Scene from the motown project. Photo by Joseph P Alvarado, edited by Lance Cain
the motown project
January 8-17 (Running Time: 60 Minutes)
Streaming On-Demand
By Alicia Hall Moran (U.S.)
Presented by Joe’s Pub
Musical traditions yearning for each other across race, class, and nation grace Alicia Hall Moran’s meditation on the Motown songbook – a cinematic, movement-based aria fusing Sugar Pie Honey Bunch with Mozart while Marvin Gaye’s lyrical pathos finds solemnity in Purcell. Featuring Thomas Flippin (guitar), Steven Herring (vocals), Barrington Lee (vocals), and Reggie Washington (bass) in collaboration with choreographer Amy Hall Garner, the motown project reimagines Motor City poetics in a study of desire and infatuation only soul and opera embodied by one chanteuse could endure.
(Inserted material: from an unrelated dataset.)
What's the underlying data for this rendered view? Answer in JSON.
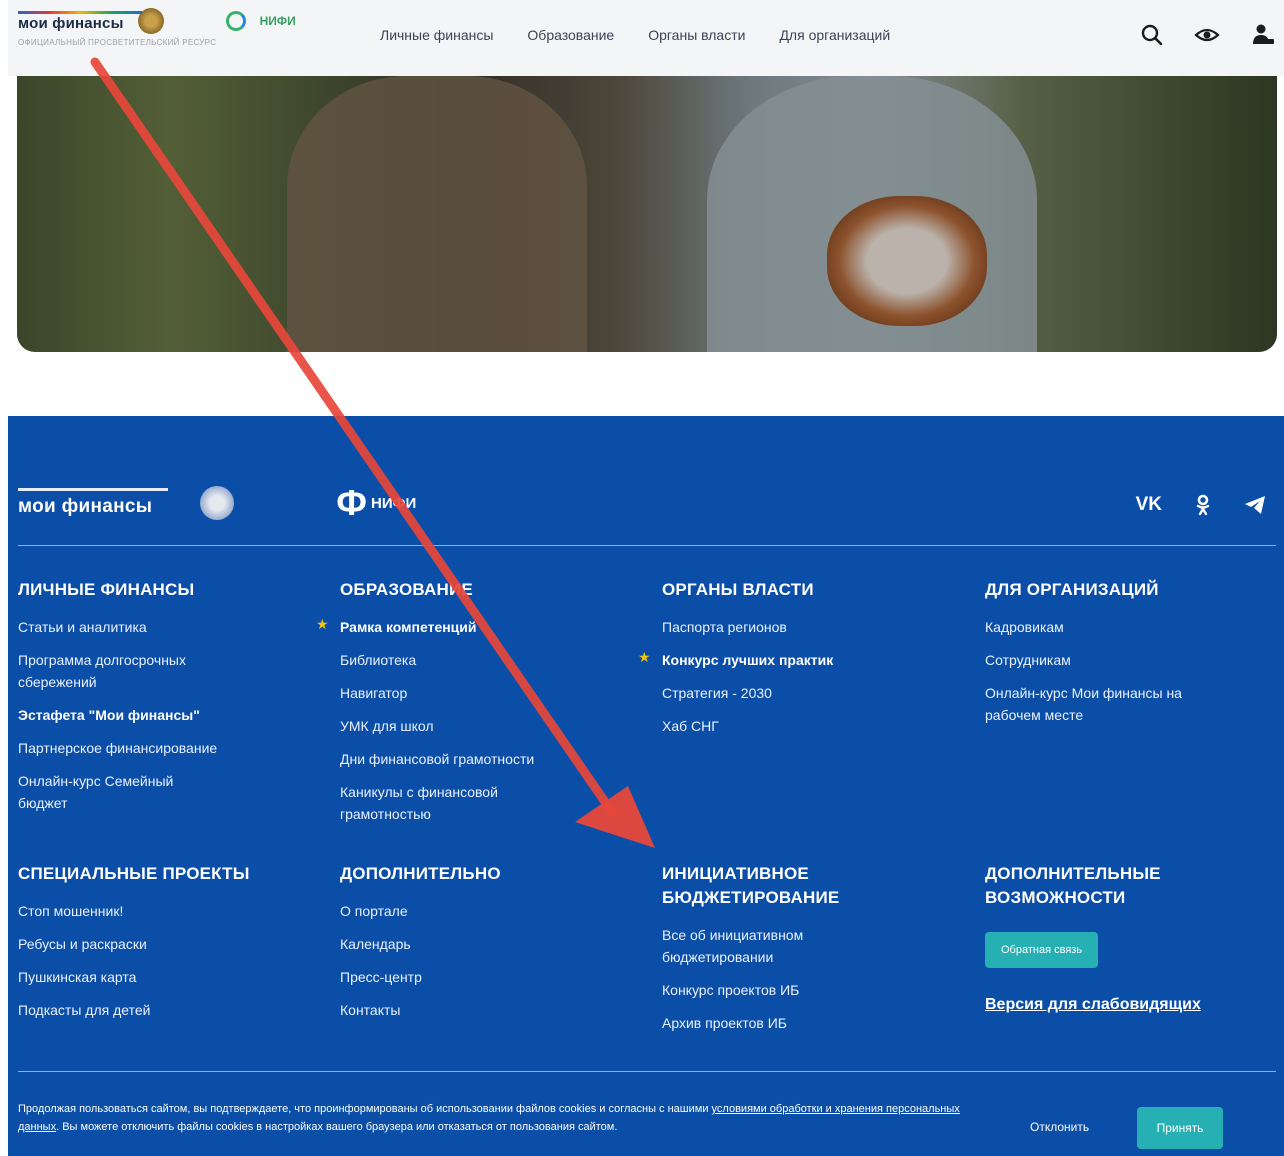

Devised Theater Working Group’s INCOMING!
January 6-17 (Running Time: 30 Minutes)
Streaming On-Demand
By The Devised Theater Working Group Cohort Members: Savon Bartley, Nile Harris, Miranda Haymon, Eric Lockley, Raelle Myrick-Hodges, Mia Rovegno, Justin Elizabeth Sayre, and Mariana Valencia
This year, The PubIic Theater’s Devised Theater Working Group was challenged to create individual digital expressions for a group compilation video: INCOMING! Immediate, made for the here and now, this 30-minute video will show short pieces from all eight members of this cohort.
UNDER THE RADAR SYMPOSIUM: A CREATIVE SUMMIT: JANUARY 7, 2021
Under the Radar Symposium: A Creative Summit returns on January 7 at 10:00am EST, a half-day event featuring conversations and panels about the field at this moment in time, as well as a keynote by spoken-word poet, educator, and performer Marc Bamuthi Joseph, who serves as the Vice President and Artistic Director of Social Impact at the John F. Kennedy Center for the Performing Arts.